Councilmember Daniel Dromm, chair of the finance committee, said he sees a “concerning amount of insufficient funding in key safety net areas,” namely access to public assistance and food assistance. The Council urged the de Blasio administration to increase funding for outreach and access services in its preliminary budget response last month after the number of qualifying New Yorkers surged as a result of the pandemic and corresponding economic crisis. The executive budget would add 103 new staff members to determine eligibility and administer the program at a total of $13.7 million.
Banks said that DSS fostered access by receiving permission to allow benefit recipients to apply, renew or attend meetings by phone. In addition, the agency reassigned 1,000 workers to handle frontline entitlement assistance, with Banks telling Dromm those employees will remain in those roles.
“We’re not going to re-assign the assigned staff until we can make sure we’re covering our cash and SNAP benefit delivery,” he said.
He suggested the agency will work with the Office of Management and Budget to hire 1,000 new employees.

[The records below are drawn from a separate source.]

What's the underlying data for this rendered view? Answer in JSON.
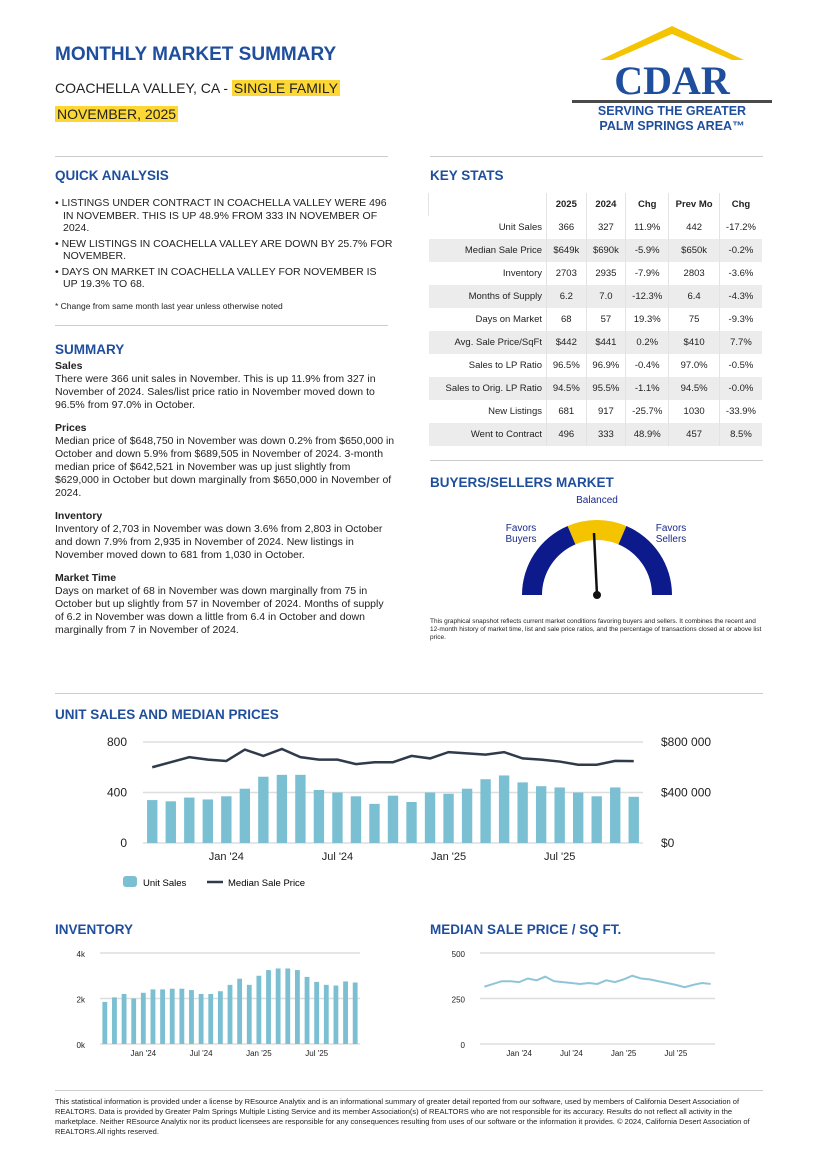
{
  "header": {
    "title": "MONTHLY MARKET SUMMARY",
    "region": "COACHELLA VALLEY, CA - ",
    "property_type": "SINGLE FAMILY",
    "period": "NOVEMBER, 2025"
  },
  "logo": {
    "text": "CDAR",
    "tagline1": "SERVING THE GREATER",
    "tagline2": "PALM SPRINGS AREA™",
    "colors": {
      "blue": "#1f4e9c",
      "yellow": "#f5c400",
      "gray": "#4a4a4a"
    }
  },
  "quick_analysis": {
    "title": "QUICK ANALYSIS",
    "items": [
      "• LISTINGS UNDER CONTRACT IN COACHELLA VALLEY WERE 496 IN NOVEMBER. THIS IS UP 48.9% FROM 333 IN NOVEMBER OF 2024.",
      "• NEW LISTINGS IN COACHELLA VALLEY ARE DOWN BY 25.7% FOR NOVEMBER.",
      "• DAYS ON MARKET IN COACHELLA VALLEY FOR NOVEMBER IS UP 19.3% TO 68."
    ],
    "note": "* Change from same month last year unless otherwise noted"
  },
  "summary": {
    "title": "SUMMARY",
    "sections": [
      {
        "heading": "Sales",
        "text": "There were 366 unit sales in November. This is up 11.9% from 327 in November of 2024. Sales/list price ratio in November moved down to 96.5% from 97.0% in October."
      },
      {
        "heading": "Prices",
        "text": "Median price of $648,750 in November was down 0.2% from $650,000 in October and down 5.9% from $689,505 in November of 2024. 3-month median price of $642,521 in November was up just slightly from $629,000 in October but down marginally from $650,000 in November of 2024."
      },
      {
        "heading": "Inventory",
        "text": "Inventory of 2,703 in November was down 3.6% from 2,803 in October and down 7.9% from 2,935 in November of 2024. New listings in November moved down to 681 from 1,030 in October."
      },
      {
        "heading": "Market Time",
        "text": "Days on market of 68 in November was down marginally from 75 in October but up slightly from 57 in November of 2024. Months of supply of 6.2 in November was down a little from 6.4 in October and down marginally from 7 in November of 2024."
      }
    ]
  },
  "key_stats": {
    "title": "KEY STATS",
    "columns": [
      "",
      "2025",
      "2024",
      "Chg",
      "Prev Mo",
      "Chg"
    ],
    "rows": [
      [
        "Unit Sales",
        "366",
        "327",
        "11.9%",
        "442",
        "-17.2%"
      ],
      [
        "Median Sale Price",
        "$649k",
        "$690k",
        "-5.9%",
        "$650k",
        "-0.2%"
      ],
      [
        "Inventory",
        "2703",
        "2935",
        "-7.9%",
        "2803",
        "-3.6%"
      ],
      [
        "Months of Supply",
        "6.2",
        "7.0",
        "-12.3%",
        "6.4",
        "-4.3%"
      ],
      [
        "Days on Market",
        "68",
        "57",
        "19.3%",
        "75",
        "-9.3%"
      ],
      [
        "Avg. Sale Price/SqFt",
        "$442",
        "$441",
        "0.2%",
        "$410",
        "7.7%"
      ],
      [
        "Sales to LP Ratio",
        "96.5%",
        "96.9%",
        "-0.4%",
        "97.0%",
        "-0.5%"
      ],
      [
        "Sales to Orig. LP Ratio",
        "94.5%",
        "95.5%",
        "-1.1%",
        "94.5%",
        "-0.0%"
      ],
      [
        "New Listings",
        "681",
        "917",
        "-25.7%",
        "1030",
        "-33.9%"
      ],
      [
        "Went to Contract",
        "496",
        "333",
        "48.9%",
        "457",
        "8.5%"
      ]
    ]
  },
  "market_gauge": {
    "title": "BUYERS/SELLERS MARKET",
    "label_center": "Balanced",
    "label_left": "Favors Buyers",
    "label_right": "Favors Sellers",
    "state": "Balanced",
    "colors": {
      "sides": "#0d1a8c",
      "center": "#f5c400"
    },
    "note": "This graphical snapshot reflects current market conditions favoring buyers and sellers. It combines the recent and 12-month history of market time, list and sale price ratios, and the percentage of transactions closed at or above list price."
  },
  "chart_data": [
    {
      "type": "bar+line",
      "title": "UNIT SALES AND MEDIAN PRICES",
      "x_range": [
        "Sep 2023",
        "Nov 2025"
      ],
      "x_ticks": [
        "Jan '24",
        "Jul '24",
        "Jan '25",
        "Jul '25"
      ],
      "y_left": {
        "ticks": [
          "0",
          "400",
          "800"
        ],
        "range": [
          0,
          800
        ]
      },
      "y_right": {
        "ticks": [
          "$0",
          "$400 000",
          "$800 000"
        ],
        "range": [
          0,
          800000
        ]
      },
      "series": [
        {
          "name": "Unit Sales",
          "type": "bar",
          "color": "#7bbfd2",
          "values": [
            340,
            330,
            360,
            345,
            370,
            430,
            525,
            540,
            540,
            420,
            400,
            370,
            310,
            375,
            325,
            400,
            390,
            430,
            505,
            535,
            480,
            450,
            440,
            400,
            370,
            440,
            366
          ]
        },
        {
          "name": "Median Sale Price",
          "type": "line",
          "color": "#2f3a4a",
          "values": [
            600000,
            640000,
            680000,
            660000,
            650000,
            740000,
            690000,
            745000,
            680000,
            660000,
            660000,
            625000,
            640000,
            640000,
            690000,
            670000,
            720000,
            710000,
            700000,
            720000,
            670000,
            660000,
            645000,
            620000,
            620000,
            650000,
            649000
          ]
        }
      ],
      "grid": true,
      "legend": "bottom-left"
    },
    {
      "type": "bar",
      "title": "INVENTORY",
      "x_ticks": [
        "Jan '24",
        "Jul '24",
        "Jan '25",
        "Jul '25"
      ],
      "y_ticks": [
        "0k",
        "2k",
        "4k"
      ],
      "ylim": [
        0,
        4000
      ],
      "color": "#7bbfd2",
      "values": [
        1850,
        2050,
        2200,
        2000,
        2250,
        2400,
        2400,
        2430,
        2430,
        2370,
        2200,
        2200,
        2320,
        2600,
        2870,
        2600,
        3000,
        3250,
        3320,
        3320,
        3250,
        2950,
        2730,
        2600,
        2570,
        2750,
        2703
      ],
      "grid": true
    },
    {
      "type": "line",
      "title": "MEDIAN SALE PRICE / SQ FT.",
      "x_ticks": [
        "Jan '24",
        "Jul '24",
        "Jan '25",
        "Jul '25"
      ],
      "y_ticks": [
        "0",
        "250",
        "500"
      ],
      "ylim": [
        0,
        500
      ],
      "color": "#8ec6d8",
      "values": [
        315,
        330,
        345,
        345,
        340,
        360,
        350,
        370,
        345,
        340,
        335,
        330,
        335,
        330,
        350,
        340,
        355,
        375,
        360,
        355,
        345,
        335,
        325,
        312,
        325,
        335,
        330
      ],
      "grid": true
    }
  ],
  "footer": "This statistical information is provided under a license by REsource Analytix and is an informational summary of greater detail reported from our software, used by members of California Desert Association of REALTORS. Data is provided by Greater Palm Springs Multiple Listing Service and its member Association(s) of REALTORS who are not responsible for its accuracy. Results do not reflect all activity in the marketplace. Neither REsource Analytix nor its product licensees are responsible for any consequences resulting from uses of our software or the information it provides. © 2024, California Desert Association of REALTORS.All rights reserved."
}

The council has also encouraged the city to continue its pandemic policy of placing single adults in private one- or two-bed hotel rooms to prevent the spread of COVID-19, a program the city has dubbed “de-densifying,” at a cost of $568 million. The Federal Emergency Management Administration reimbursed the city for most of the hotel room fees, as well as so-called “stabilization beds” for people moving directly from outdoor public places into shelters.
Banks said the city will continue the policy so long as public health experts recommend limiting the number of people inside crowded congregate shelters, where dozens of adults can share barracks-style rooms. The initiative will no doubt remain important: Just 5,000 homeless shelter residents have so far been vaccinated against COVID-19, Banks said.

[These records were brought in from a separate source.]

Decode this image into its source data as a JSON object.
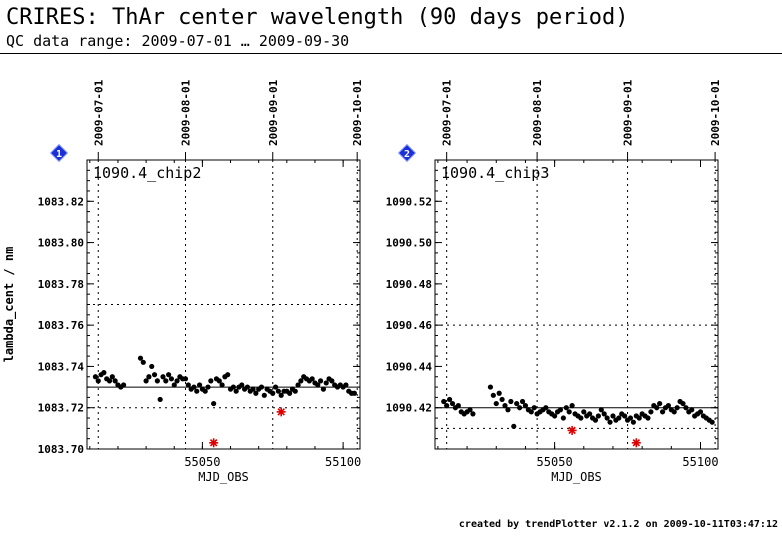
{
  "header": {
    "title": "CRIRES: ThAr center wavelength (90 days period)",
    "subtitle": "QC data range: 2009-07-01 … 2009-09-30"
  },
  "footer": {
    "text": "created by trendPlotter v2.1.2 on 2009-10-11T03:47:12"
  },
  "colors": {
    "point": "#000000",
    "outlier": "#dd0000",
    "badge": "#1a2fd6"
  },
  "chart_data": [
    {
      "type": "scatter",
      "badge": "1",
      "panel_label": "1090.4_chip2",
      "xlabel": "MJD_OBS",
      "ylabel": "lambda_cent / nm",
      "xlim": [
        55009,
        55106
      ],
      "ylim": [
        1083.7,
        1083.84
      ],
      "x_ticks": [
        55050,
        55100
      ],
      "y_ticks": [
        1083.7,
        1083.72,
        1083.74,
        1083.76,
        1083.78,
        1083.8,
        1083.82
      ],
      "date_ticks": [
        {
          "label": "2009-07-01",
          "mjd": 55013
        },
        {
          "label": "2009-08-01",
          "mjd": 55044
        },
        {
          "label": "2009-09-01",
          "mjd": 55075
        },
        {
          "label": "2009-10-01",
          "mjd": 55105
        }
      ],
      "reference_line": 1083.73,
      "threshold_lines": [
        1083.77,
        1083.72
      ],
      "points_x": [
        55012,
        55013,
        55014,
        55015,
        55016,
        55017,
        55018,
        55019,
        55020,
        55021,
        55022,
        55028,
        55029,
        55030,
        55031,
        55032,
        55033,
        55034,
        55035,
        55036,
        55037,
        55038,
        55039,
        55040,
        55041,
        55042,
        55043,
        55044,
        55045,
        55046,
        55047,
        55048,
        55049,
        55050,
        55051,
        55052,
        55053,
        55054,
        55055,
        55056,
        55057,
        55058,
        55059,
        55060,
        55061,
        55062,
        55063,
        55064,
        55065,
        55066,
        55067,
        55068,
        55069,
        55070,
        55071,
        55072,
        55073,
        55074,
        55075,
        55076,
        55077,
        55078,
        55079,
        55080,
        55081,
        55082,
        55083,
        55084,
        55085,
        55086,
        55087,
        55088,
        55089,
        55090,
        55091,
        55092,
        55093,
        55094,
        55095,
        55096,
        55097,
        55098,
        55099,
        55100,
        55101,
        55102,
        55103,
        55104
      ],
      "points_y": [
        1083.735,
        1083.733,
        1083.736,
        1083.737,
        1083.734,
        1083.733,
        1083.735,
        1083.733,
        1083.731,
        1083.73,
        1083.731,
        1083.744,
        1083.742,
        1083.733,
        1083.735,
        1083.74,
        1083.736,
        1083.733,
        1083.724,
        1083.735,
        1083.733,
        1083.736,
        1083.734,
        1083.731,
        1083.733,
        1083.735,
        1083.734,
        1083.734,
        1083.731,
        1083.729,
        1083.73,
        1083.728,
        1083.731,
        1083.729,
        1083.728,
        1083.73,
        1083.733,
        1083.722,
        1083.734,
        1083.733,
        1083.731,
        1083.735,
        1083.736,
        1083.729,
        1083.73,
        1083.728,
        1083.73,
        1083.731,
        1083.729,
        1083.73,
        1083.728,
        1083.729,
        1083.727,
        1083.729,
        1083.73,
        1083.726,
        1083.729,
        1083.728,
        1083.727,
        1083.73,
        1083.728,
        1083.726,
        1083.728,
        1083.728,
        1083.727,
        1083.729,
        1083.728,
        1083.731,
        1083.733,
        1083.735,
        1083.734,
        1083.733,
        1083.734,
        1083.732,
        1083.731,
        1083.733,
        1083.729,
        1083.732,
        1083.734,
        1083.733,
        1083.731,
        1083.73,
        1083.731,
        1083.73,
        1083.731,
        1083.728,
        1083.727,
        1083.727
      ],
      "outliers_x": [
        55054,
        55078
      ],
      "outliers_y": [
        1083.703,
        1083.718
      ]
    },
    {
      "type": "scatter",
      "badge": "2",
      "panel_label": "1090.4_chip3",
      "xlabel": "MJD_OBS",
      "ylabel": "",
      "xlim": [
        55009,
        55106
      ],
      "ylim": [
        1090.4,
        1090.54
      ],
      "x_ticks": [
        55050,
        55100
      ],
      "y_ticks": [
        1090.42,
        1090.44,
        1090.46,
        1090.48,
        1090.5,
        1090.52
      ],
      "date_ticks": [
        {
          "label": "2009-07-01",
          "mjd": 55013
        },
        {
          "label": "2009-08-01",
          "mjd": 55044
        },
        {
          "label": "2009-09-01",
          "mjd": 55075
        },
        {
          "label": "2009-10-01",
          "mjd": 55105
        }
      ],
      "reference_line": 1090.42,
      "threshold_lines": [
        1090.46,
        1090.41
      ],
      "points_x": [
        55012,
        55013,
        55014,
        55015,
        55016,
        55017,
        55018,
        55019,
        55020,
        55021,
        55022,
        55028,
        55029,
        55030,
        55031,
        55032,
        55033,
        55034,
        55035,
        55036,
        55037,
        55038,
        55039,
        55040,
        55041,
        55042,
        55043,
        55044,
        55045,
        55046,
        55047,
        55048,
        55049,
        55050,
        55051,
        55052,
        55053,
        55054,
        55055,
        55056,
        55057,
        55058,
        55059,
        55060,
        55061,
        55062,
        55063,
        55064,
        55065,
        55066,
        55067,
        55068,
        55069,
        55070,
        55071,
        55072,
        55073,
        55074,
        55075,
        55076,
        55077,
        55078,
        55079,
        55080,
        55081,
        55082,
        55083,
        55084,
        55085,
        55086,
        55087,
        55088,
        55089,
        55090,
        55091,
        55092,
        55093,
        55094,
        55095,
        55096,
        55097,
        55098,
        55099,
        55100,
        55101,
        55102,
        55103,
        55104
      ],
      "points_y": [
        1090.423,
        1090.421,
        1090.424,
        1090.422,
        1090.42,
        1090.421,
        1090.418,
        1090.417,
        1090.418,
        1090.419,
        1090.417,
        1090.43,
        1090.426,
        1090.422,
        1090.427,
        1090.424,
        1090.421,
        1090.419,
        1090.423,
        1090.411,
        1090.422,
        1090.42,
        1090.423,
        1090.421,
        1090.419,
        1090.418,
        1090.42,
        1090.417,
        1090.418,
        1090.419,
        1090.42,
        1090.418,
        1090.417,
        1090.416,
        1090.418,
        1090.419,
        1090.415,
        1090.42,
        1090.418,
        1090.421,
        1090.417,
        1090.416,
        1090.415,
        1090.418,
        1090.416,
        1090.417,
        1090.415,
        1090.414,
        1090.416,
        1090.419,
        1090.417,
        1090.415,
        1090.413,
        1090.416,
        1090.414,
        1090.415,
        1090.417,
        1090.416,
        1090.414,
        1090.415,
        1090.413,
        1090.416,
        1090.415,
        1090.417,
        1090.416,
        1090.415,
        1090.418,
        1090.421,
        1090.42,
        1090.422,
        1090.418,
        1090.42,
        1090.421,
        1090.419,
        1090.418,
        1090.42,
        1090.423,
        1090.422,
        1090.42,
        1090.418,
        1090.419,
        1090.416,
        1090.417,
        1090.418,
        1090.416,
        1090.415,
        1090.414,
        1090.413
      ],
      "outliers_x": [
        55056,
        55078
      ],
      "outliers_y": [
        1090.409,
        1090.403
      ]
    }
  ]
}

When pressed by Dromm Monday, Banks said he expects FEMA will continue funding the private room initiative, though he left the duration of the policy up to the federal government.
“We are now dealing with an administration that believes that science is important and so we have a huge degree of confidence we will work with the federal government in terms of the continued need for these kinds of services for as long as, frankly, FEMA determines that it’s needed,” he said.
In addition, Banks said the city remains on track to open 1,000 “low-barrier” beds for New Yorkers who live in public places. So-called safe haven, stabilization and respite beds allow street homeless people to stay indoors without having to demonstrate sobriety, go through a cumbersome intake process or adhere to a curfew.
The 1,000 new low-barrier beds will bring the total to 4,000, though Banks acknowledged that permanent housing is the best way to move people off the street permanently — something homeless New Yorkers and advocates have said for years.
A role in rent relief and eviction protections
The city will also play a role in the state’s upcoming Emergency Rental Assistance Program by allocating $22 million to community-based organizations to conduct outreach and application assistance. The state’s existing eviction protections are set to expire Aug. 31, likely prompting a surge in evictions among low-income tenants who fail to access the state’s $2.4 billion ERAP fund.
He said state officials have assured the city that the ERAP program will be up and running by the end of this month. State Budget Director Robert Mujica previously described that timeline for the program, administered by the Office of Temporary Disability Assistance. OTDA did not respond to a request for comment.
“The state reports to us that the portal is expected to be open by the end of this month and we are preparing as soon as we learn what the portal link is to push that information out,” Banks said. “I would expect over the course of the summer people will begin to receive those funds.”
A spokesperson for DSS said the city only recently issued requests for proposals and has not yet awarded contracts to the nonprofits, with the program set to begin within the next three weeks.
The city will further increase funding for attorneys to represent tenants in Housing Court through its right to counsel program.
“Keeping a roof over your head is one of the core goals of this budget,” he said.